Ao então governador Gonzaga Mota (PM), Maria falou por meio
de conexão feita pela rádio AM do O POVO: "Quem dá o tom agora na
Prefeitura é o povo e o senhor tem que entrar no ritmo, senão, dança".
"Mas é preciso ter força, é preciso ter raça
é preciso ter gana sempre"
O caminho até aquela vitória não foi simples. Maria Luiza
aparecia em terceiro lugar nas pesquisas
eleitorais de 1985. Na última permitida pela Justiça Eleitoral, divulgada
15 dias antes do pleito, Paes de Andrade tinha maioria das intenções de voto,
com 46,6%. Em seguida estava Lúcio Alcântara, com 18,1%. Enquanto isso, Maria
figurava com 10,6%.
Encomendada pelo O POVO, a pesquisa foi feita pela
Fundação Cearense de Pesquisa e Cultura da Universidade Federal do Ceará (UFC). Até que os eleitores se
dirigissem às urnas, contudo, o cenário começou a mudar.
Com greves de diversas categorias, Fortaleza viu motoristas
de ônibus iniciarem uma paralisação. À época, denúncias de abuso e a morte de
um manifestante foram atribuídas à violência policial. Maria se envolveu no
movimento e levou a mobilização para a campanha.
No dia após a eleição, O POVO já previa: “Maria Luiza
empolga Fortaleza”, estampava a manchete de 16 de novembro de 1985. “A
possibilidade de vitória da candidata petista passou a ser admitida, embora
Paes de Andrade, do PMDB, continue sendo o favorito”, completava.
O nome dela foi escolhido para encabeçar a chapa pura do PT
em maio, durante a pré-convenção partidária. Tendo na vice o advogado Gilvan
Rocha, Maria derrotou o correligionário José Vital, que era
secretário-geral do partido, e tinha José Eudes na vice.
Sete integrantes de um grupo classificado como independente
viam o resultado como um "conchavo". Eles criticavam a maneira como
fora conduzida a eleição interna e chegaram a emitir um manifesto.
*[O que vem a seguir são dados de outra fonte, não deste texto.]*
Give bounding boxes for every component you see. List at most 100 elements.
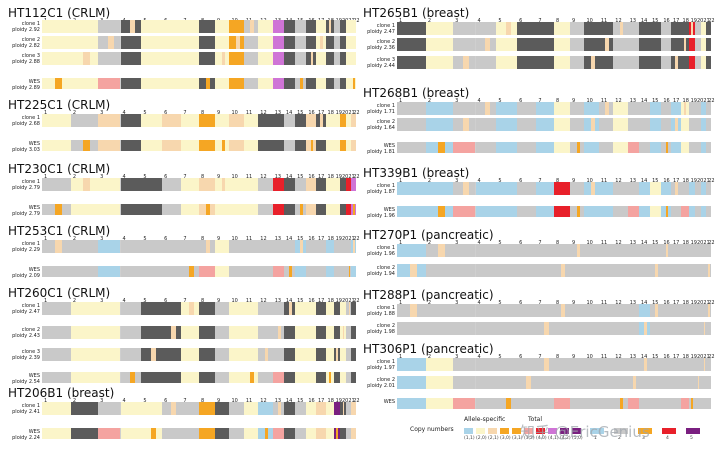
cn-segment bbox=[199, 52, 216, 65]
cn-segment bbox=[475, 182, 497, 195]
cn-segment bbox=[701, 118, 707, 131]
cn-segment bbox=[475, 398, 497, 409]
cn-segment bbox=[272, 178, 284, 191]
cn-segment bbox=[554, 38, 571, 51]
cn-segment bbox=[315, 266, 326, 277]
cn-segment bbox=[584, 376, 599, 389]
cn-subsegment bbox=[206, 240, 211, 253]
cn-segment bbox=[141, 326, 163, 339]
cn-segment bbox=[229, 178, 244, 191]
cn-segment bbox=[701, 304, 707, 317]
cn-segment bbox=[325, 348, 334, 361]
cn-segment bbox=[272, 348, 284, 361]
chromosome-label: 1 bbox=[399, 98, 403, 104]
cn-segment bbox=[598, 264, 614, 277]
cn-segment bbox=[584, 22, 599, 35]
chromosome-label: 12 bbox=[260, 174, 267, 180]
cn-segment bbox=[120, 78, 142, 89]
cn-segment bbox=[346, 428, 352, 439]
cn-segment bbox=[425, 182, 454, 195]
cn-segment bbox=[199, 402, 216, 415]
cn-segment bbox=[283, 204, 296, 215]
cn-segment bbox=[181, 204, 199, 215]
cn-segment bbox=[670, 244, 681, 257]
chromosome-label: 14 bbox=[640, 98, 648, 104]
cn-segment bbox=[339, 114, 347, 127]
chromosome-label: 2 bbox=[427, 98, 432, 104]
cn-segment bbox=[613, 304, 628, 317]
cn-subsegment bbox=[342, 326, 345, 339]
cn-segment bbox=[295, 266, 307, 277]
chromosome-label: 3 bbox=[455, 354, 459, 360]
cn-segment bbox=[70, 348, 99, 361]
cn-subsegment bbox=[170, 326, 176, 339]
cnv-track bbox=[397, 376, 711, 389]
cn-segment bbox=[306, 266, 316, 277]
cn-segment bbox=[306, 348, 316, 361]
cn-segment bbox=[315, 178, 326, 191]
chromosome-label: 12 bbox=[260, 298, 267, 304]
cn-segment bbox=[397, 322, 426, 335]
chromosome-label: 19 bbox=[690, 300, 697, 306]
chromosome-label: 6 bbox=[164, 236, 168, 242]
chromosome-label: 7 bbox=[183, 174, 187, 180]
cn-subsegment bbox=[54, 240, 63, 253]
cn-segment bbox=[613, 358, 628, 371]
chromosome-label: 14 bbox=[640, 240, 648, 246]
cn-subsegment bbox=[320, 36, 323, 49]
row-name: clone 1 bbox=[21, 21, 40, 27]
cn-segment bbox=[397, 398, 426, 409]
cn-segment bbox=[351, 140, 356, 151]
cn-segment bbox=[425, 398, 454, 409]
cn-segment bbox=[199, 20, 216, 33]
chromosome-label: 2 bbox=[427, 240, 432, 246]
chromosome-label: 14 bbox=[285, 174, 293, 180]
cn-segment bbox=[706, 358, 711, 371]
row-ploidy: ploidy 1.96 bbox=[367, 251, 395, 257]
chromosome-label: 20 bbox=[341, 236, 349, 242]
cn-segment bbox=[627, 304, 639, 317]
cn-subsegment bbox=[438, 142, 445, 153]
cn-segment bbox=[295, 302, 307, 315]
cnv-track bbox=[397, 244, 711, 257]
legend-total-caption: 2 bbox=[618, 436, 621, 441]
cn-segment bbox=[70, 20, 99, 33]
cn-subsegment bbox=[320, 114, 323, 127]
row-name: clone 3 bbox=[21, 53, 40, 59]
cn-segment bbox=[181, 178, 199, 191]
cn-subsegment bbox=[170, 402, 176, 415]
cn-segment bbox=[339, 20, 347, 33]
cn-segment bbox=[627, 38, 639, 51]
chromosome-label: 1 bbox=[44, 110, 48, 116]
cn-segment bbox=[243, 240, 259, 253]
cn-segment bbox=[339, 372, 347, 383]
row-name: WES bbox=[28, 373, 40, 379]
cn-segment bbox=[670, 102, 681, 115]
chromosome-label: 15 bbox=[297, 398, 304, 404]
cn-segment bbox=[425, 358, 454, 371]
chromosome-label: 20 bbox=[696, 98, 704, 104]
cn-segment bbox=[694, 322, 702, 335]
cn-segment bbox=[162, 36, 182, 49]
chromosome-label: 22 bbox=[353, 298, 360, 304]
cn-segment bbox=[706, 182, 711, 195]
chromosome-label: 12 bbox=[615, 300, 622, 306]
cn-segment bbox=[162, 140, 182, 151]
cn-segment bbox=[351, 372, 356, 383]
cnv-track bbox=[42, 372, 356, 383]
chromosome-label: 22 bbox=[708, 240, 715, 246]
chromosome-label: 12 bbox=[615, 18, 622, 24]
cn-segment bbox=[536, 38, 554, 51]
cn-segment bbox=[554, 206, 571, 217]
cn-segment bbox=[339, 266, 347, 277]
cn-segment bbox=[670, 398, 681, 409]
cn-segment bbox=[333, 302, 340, 315]
cn-segment bbox=[554, 398, 571, 409]
chromosome-label: 17 bbox=[317, 174, 325, 180]
chromosome-label: 4 bbox=[122, 110, 126, 116]
legend-swatch bbox=[464, 428, 473, 434]
cn-segment bbox=[638, 376, 651, 389]
cn-segment bbox=[229, 140, 244, 151]
chromosome-label: 20 bbox=[341, 110, 349, 116]
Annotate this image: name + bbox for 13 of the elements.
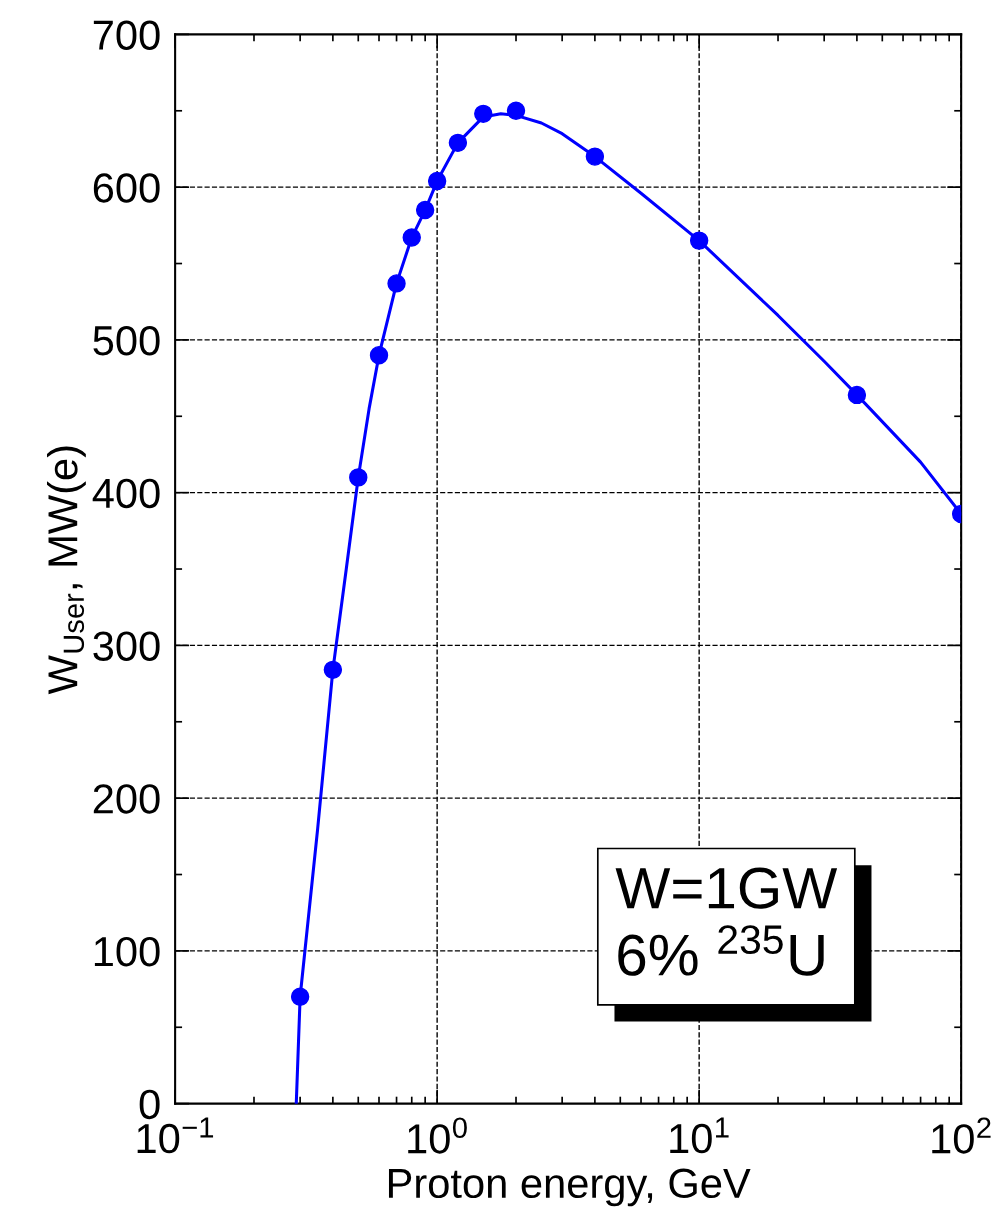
y-tick-label: 400 xyxy=(92,478,160,509)
y-tick-label: 700 xyxy=(93,20,160,50)
y-tick-label: 200 xyxy=(93,784,160,814)
x-tick-label: 10$^{2}$ xyxy=(932,1117,991,1154)
x-axis-title: Proton energy, GeV xyxy=(388,1168,751,1207)
x-tick-label: 10$^{0}$ xyxy=(408,1117,467,1154)
x-tick-label: 10$^{1}$ xyxy=(670,1117,729,1154)
y-axis-title: W$_{User}$, MW(e) xyxy=(47,446,86,695)
annotation: W=1GW 6% $^{235}$U xyxy=(615,867,838,976)
y-tick-label: 600 xyxy=(93,173,160,203)
y-tick-label: 300 xyxy=(93,631,160,661)
y-tick-label: 100 xyxy=(94,936,160,967)
y-tick-label: 500 xyxy=(93,325,160,356)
Em junho, o então presidente nacional do PT, Luiz Inácio Lula
da Silva, veio a Fortaleza para lançar o programa da chapa, em evento no
Theatro José de Alencar. No mesmo local, já no mês seguinte, convenção
partidária confirmou Maria como candidata.
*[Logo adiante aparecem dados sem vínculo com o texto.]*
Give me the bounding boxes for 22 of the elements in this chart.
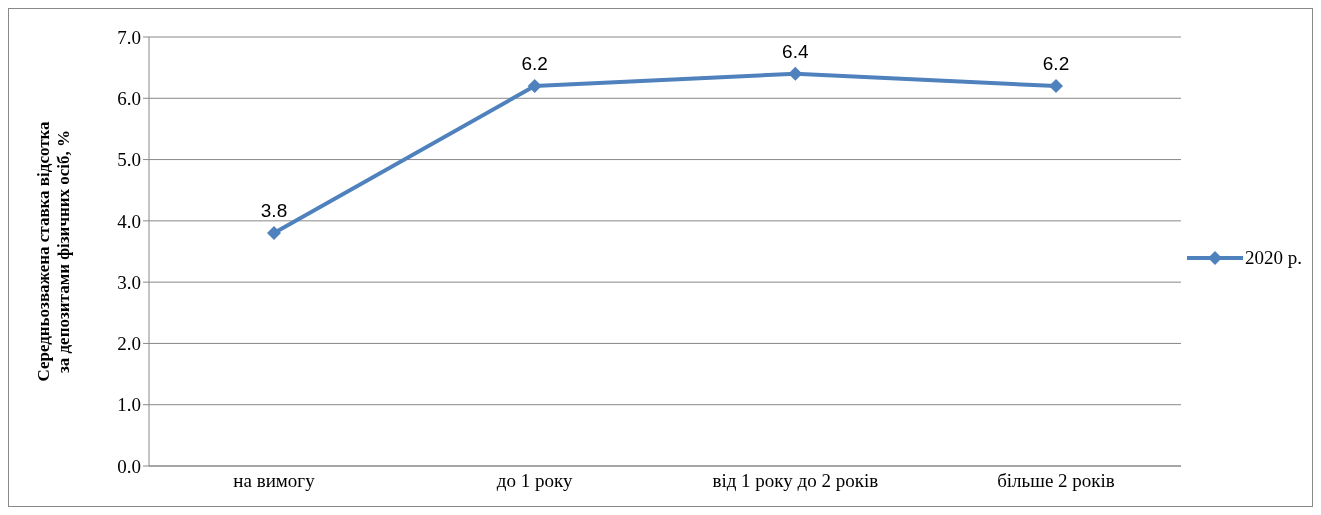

O candidato a vice Gilvan, por sua vez, retirou a
candidatura a vice, substituído pelo professor Américo Barreira. A partir
daí, era preciso ter manha, graça e sonho, sempre. "Quem traz na pele essa
marca, possui a estranha mania de ter fé na vida", resumia a
canção marca da campanha, Maria, Maria.
Após a surpresa da campanha, seguiu-se uma administração
atribulada. Foi responsável pelo enxugamento da máquina e buscou aproximar a
administração das demandas populares, dos movimentos sociais e sindicatos.
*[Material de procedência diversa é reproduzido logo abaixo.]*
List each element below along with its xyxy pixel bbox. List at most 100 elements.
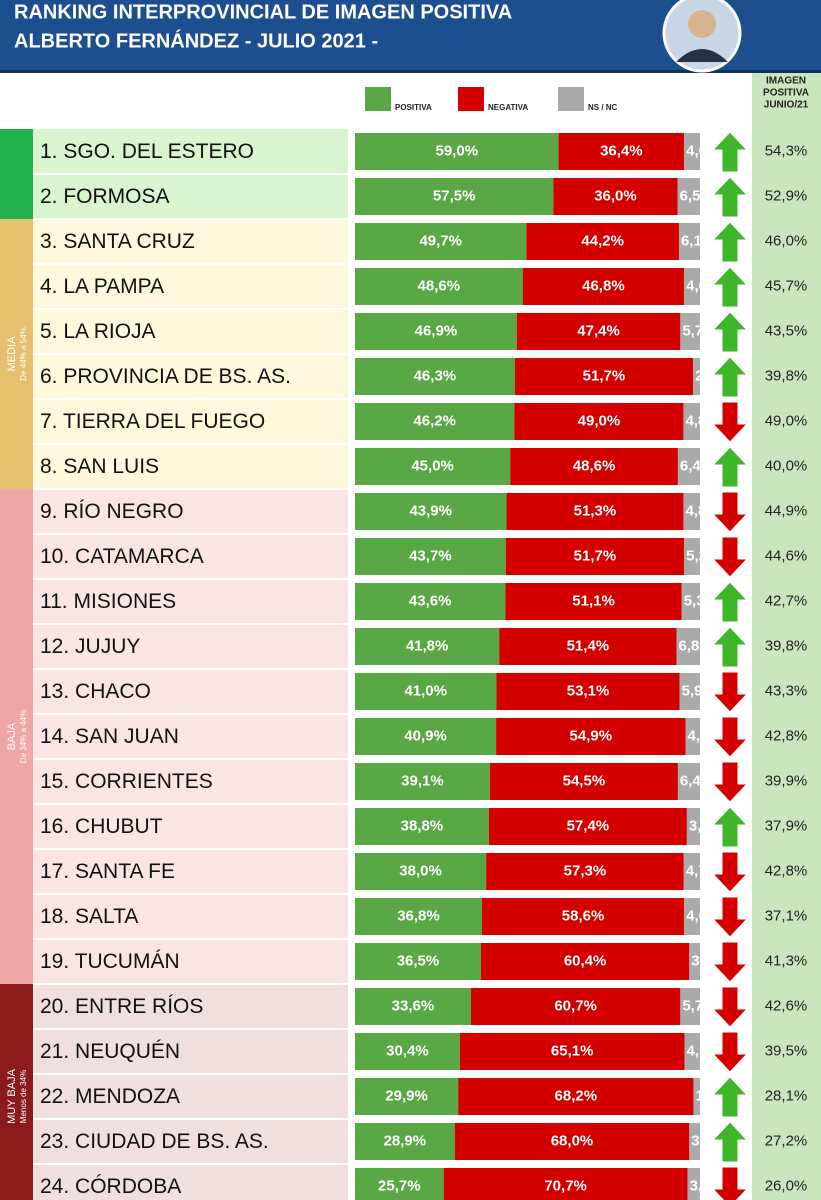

Mas foi marcada pelos conflitos. Com dois governadores —
Gonzaga Mota e Tasso Jereissati —, com o então presidente José Sarney e até
com o próprio partido. Ela terminou a administração expulsa do PT.
"Uma mulher que merece viver e amar"
Maria Luiza construiu a trajetória política nas lutas
estudantis e sociais, tendo integrado a Juventude Estudantil Católica e o
Centro Liceal dos Estudantes Cearenses.
Formada em Serviço Social pela Universidade Federal do Ceará
(UFC), foi professora de Ciências Sociais da Universidade, é mestre em
Sociologia do Desenvolvimento e foi chefe do Departamento de Ação
Comunitária da Fundação de Serviço Social de Fortaleza.
Ainda na militância, Maria integrou o Movimento Feminino
pela Anistia e a União das Mulheres Cearenses. Antes de ingressar no PT, foi
deputada pelo MDB,
depois PMDB, presidindo comissões como Educação e Meio Ambiente. Depois de
prefeita, foi deputada federal pelo PSB.
Nasceu em Quixadá, em 27 de novembro de 1942. É filha de
Diva Maria Fontenele e Antônio Fontenele e mãe de Andréa Fontenele.